Topeng Malangan, Cermin Seni Tradisi dan Kebudayaan dari Malang

Kota Malang memang dikenal sebagai salah satu kota yang terkenal dengan wisata alamya, namun ternyata tak hanya wisata alam, ragam budaya dan kesenian juga terdapat di kota apel ini. Wisatawan dapat menikmati berbagai pertunjukan seni tradisi kota Malang salah satunya adalah Topeng Malangan.

Tari Topeng Malangan merupakan salah satu kesenian dimana pada saat pertunjukan semua pemerannya menggunakan topeng tradisional dari Malang, Jawa Timur. Tari Topeng Malangan hampir sama dengan Wayang wong, namun yang membedakan adalah pemerannya menggunakan topeng dan cerita yang sering dibawakan merupakan cerita panji. Cerita panji sendiri adalah kumpulan cerita yang berasal dari tanah Jawa periode klasik. Konon sejarahnya berkaitan dengan salah satu kerajaan yang pernah ada di Indonesia yaitu kerajaan Kanjuruhan yang terkenal dengan Raja Gajayana dimana saat pemerintahaannya kerajaan tersebut mendapatkan masa keemasan.

Topeng yang digunakan pada kesenian Topeng Malangan memang memiliki ciri khas karakteristik budaya malangan yang kuat dan terletak pada jenis topeng yang digunakan. Topeng Malangan memiliki ragam warna yang unik sehingga terlihat berbeda dengan topeng dari daerah lain. Kemudian ornamen atau ukiran topeng Malangan juga lebih detail, seperti pada topeng untuk tokoh para ksatria yang memiliki perbedaan yang menonjol. Selain itu, karakteristik topeng malangan diperkuat dengan kombinasi lima warna dasar, yaitu merah, putih, hitam, kuning, dan hijau. Masing-masing warna menyimbolkan keberanian, kesucian, kebijaksanaan, kebahagiaan, dan kearifan.
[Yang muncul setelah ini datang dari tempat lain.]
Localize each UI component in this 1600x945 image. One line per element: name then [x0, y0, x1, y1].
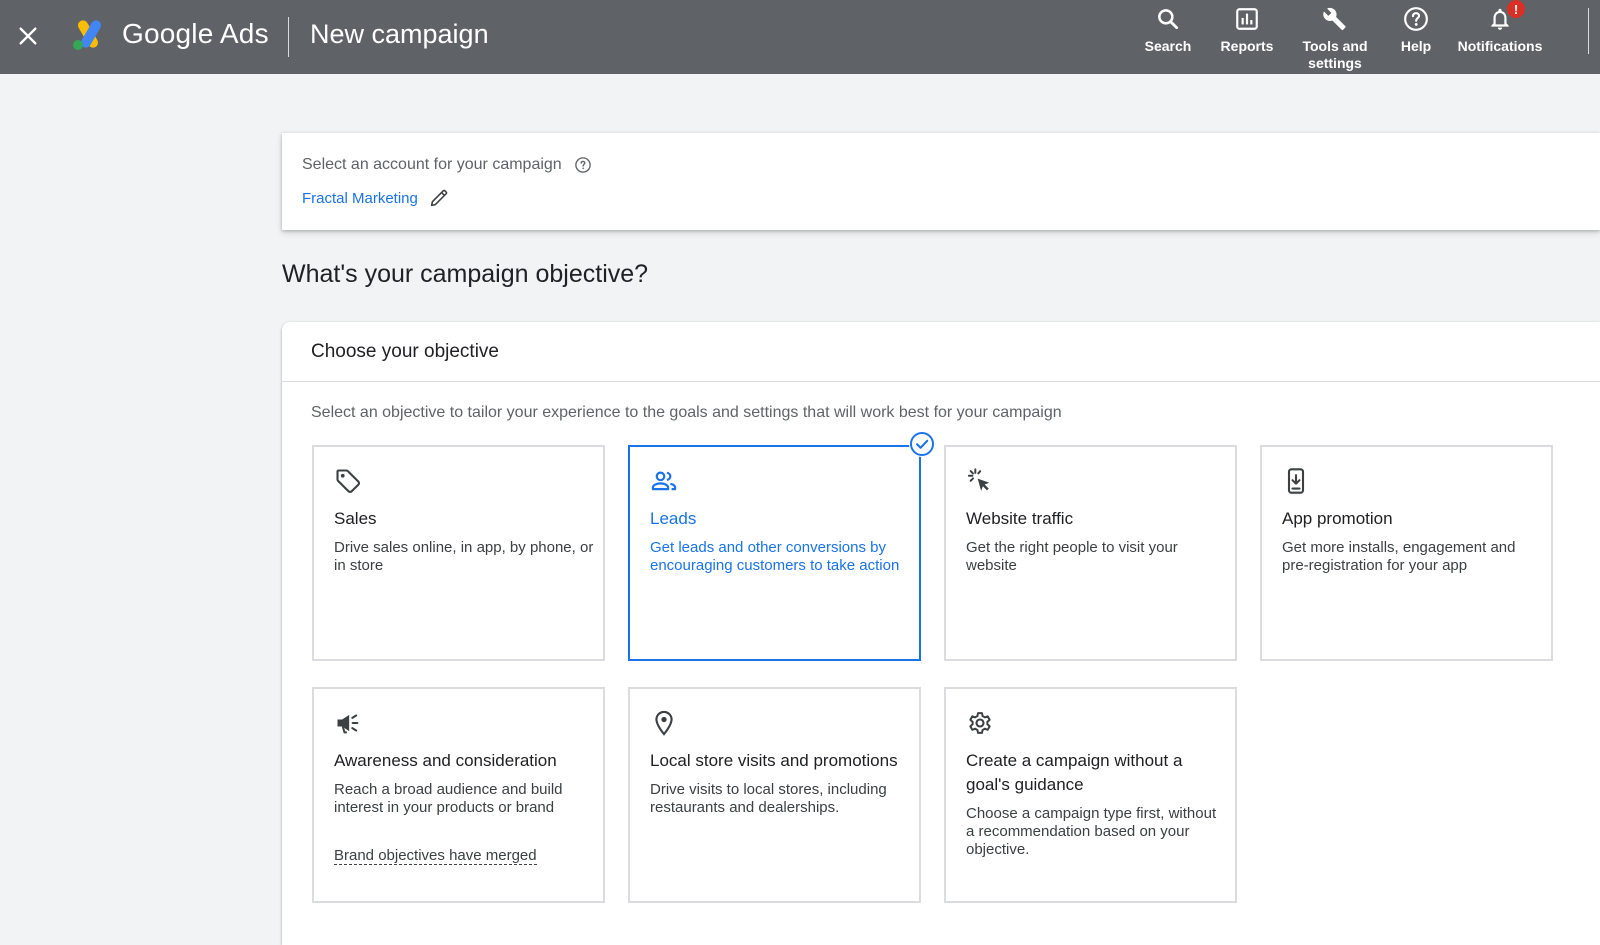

Pada umumnya terdapat sekitar 76 karakter tokoh yang digolongkan dalam 4 kelompok besar. Kelompok pertama adalah tokoh panji yang memiliki ciri seorang pemuda tampan, baik hati sekaligus pemberani. Kelompok kedua adalah tokoh antagonis yang dicirikan dengan sikap yang berbanding terbalik dengan tokoh panji. Biasanya karakter tersebut akan disimbolkan dengan corak topeng yang bermata bulat besar dan bertaring. Kelompok ketiga adalah abdi yang disimbolkan dengan ornamen unik pada ukiran topeng, kemudian kelompok keempat adalah tokoh binatang sebagai pelengkap cerita. Tak hanya karakter topengnya yang penuh makna, gerakan penari juga memiliki karakteristik masing-masing. Tergantung topeng yang dikenakan penari. Biasanya para penari hanya berganti topeng dan hiasan kepala dalam pertunjukan. Sedangkan hiasan pokok, seperti kain, celana, dan sampur tetap dikenakan.

Dalam pertunjukan Tari Topeng Malangan juga terdapat seorang Dalang layaknya di pertunjukan wayang kulit. Selain berperan dalam mengatur jalan cerita, tugas Dalang juga  untuk memberikan sesaji dan membacakan doa pada saat pemberian sesajen tersebut. Dan pertunjukan Tari Topeng Malangan biasanya diiringi oleh iringan musik tradirisional seperti kendang, bonang, gong dan instrument gamelan lainnya. Selain itu, tak lupa terdapat pula Panjak dan Sinden. Khusus untuk Panjak biasanya dilakukan oleh salah satu penabuh musik pengiring. Selain bertugas memainkan musik dan menyanyi, Panjak juga sering berkomunikasi dengan Dalang dan penonton untuk memeriahkan acara. Seiring dengan perkembangannya, saat ini Topeng Malang sudah dapat dinikmati dalam bentuk drama serta tak hanya bercerita mengenai cerita jawa klasik namun sudah juga menceritakan tentang hal sosial dan cerita humor.